Chapter 16: According to your website, “life was forever changed” when you read Pilgrim at Tinker Creek as a teenager. How did Annie Dillard change your life at 16? What other artists have been instrumental to your understanding and development of your gifts? 

Smith Whitehouse: I was privileged to be a student at the Tennessee Governor’s School for Humanities as a 16-year-old. Our professor assigned readings from Annie Dillard’s Pilgrim at Tinker Creek, and they truly opened my mind. In that book, Dillard looks very closely at small things and develops big, magnificent, sacred ideas about them. To paraphrase William Blake, she shows us how to see the world in a grain of sand and heaven in a wildflower. She is always on the hunt for things that will make her jaw drop open with awe — but her search for magic and mystery happens in the places where she’s rooted, right in the neighborhood. I wanted not only to write like that, but to be like that. I couldn’t stop thinking about the way she married the theological, the rhetorical, and the poetic. Her book Holy the Firm is brief but similarly superb; I read it every year or so just to be reminded of her brilliance. 
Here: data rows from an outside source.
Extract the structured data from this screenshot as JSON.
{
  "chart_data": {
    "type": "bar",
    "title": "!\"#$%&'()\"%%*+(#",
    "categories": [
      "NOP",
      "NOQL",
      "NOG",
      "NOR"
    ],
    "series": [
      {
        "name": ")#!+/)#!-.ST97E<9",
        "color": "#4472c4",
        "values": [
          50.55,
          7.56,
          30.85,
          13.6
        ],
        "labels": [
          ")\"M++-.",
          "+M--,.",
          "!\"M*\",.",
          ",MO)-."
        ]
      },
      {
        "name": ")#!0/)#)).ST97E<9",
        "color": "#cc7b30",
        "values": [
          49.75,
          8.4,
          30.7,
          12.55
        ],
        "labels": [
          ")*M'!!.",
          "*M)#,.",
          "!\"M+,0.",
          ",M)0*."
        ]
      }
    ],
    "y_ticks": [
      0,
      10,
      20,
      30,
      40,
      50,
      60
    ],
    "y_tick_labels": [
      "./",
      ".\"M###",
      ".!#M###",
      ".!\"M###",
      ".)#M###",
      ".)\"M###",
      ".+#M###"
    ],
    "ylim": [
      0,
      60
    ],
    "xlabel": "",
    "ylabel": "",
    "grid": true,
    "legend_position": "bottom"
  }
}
Artists who preach the gospel of wonder have inspired me. Madeleine L’Engle’s novels stoked my imagination as a teenager, and I can’t wait to reread them with my own boys. I’ve been sitting with Audre Lorde’s “A Litany for Survival” a lot lately as a sister-friend walks through a terminal illness. I just started reading the poetry of astronomer Rebecca Elson. Maggie Blake Bailey’s new poetry collection Visitation is an absolutely stunning reflection on motherhood. Whenever I need a reminder to get out of my head, I have turned and returned to Natalie Goldberg’s Writing Down the Bones. The language of The Book of Common Prayer and the genius and generosity of the Indigo Girls have been constant companions for most of my life! To wonder, to marvel, to be astonished – these are the disciplines I’m going to spend the rest of my days trying to master.

To Wonder, to Marvel, to Be Astonished

Tina Chambers has worked as a technical editor at an engineering firm and as an editorial assistant at Peachtree Publishers, where she worked on books by Erskine Caldwell, Will Campbell, and Ferrol Sams, to name a few. She lives in Chattanooga.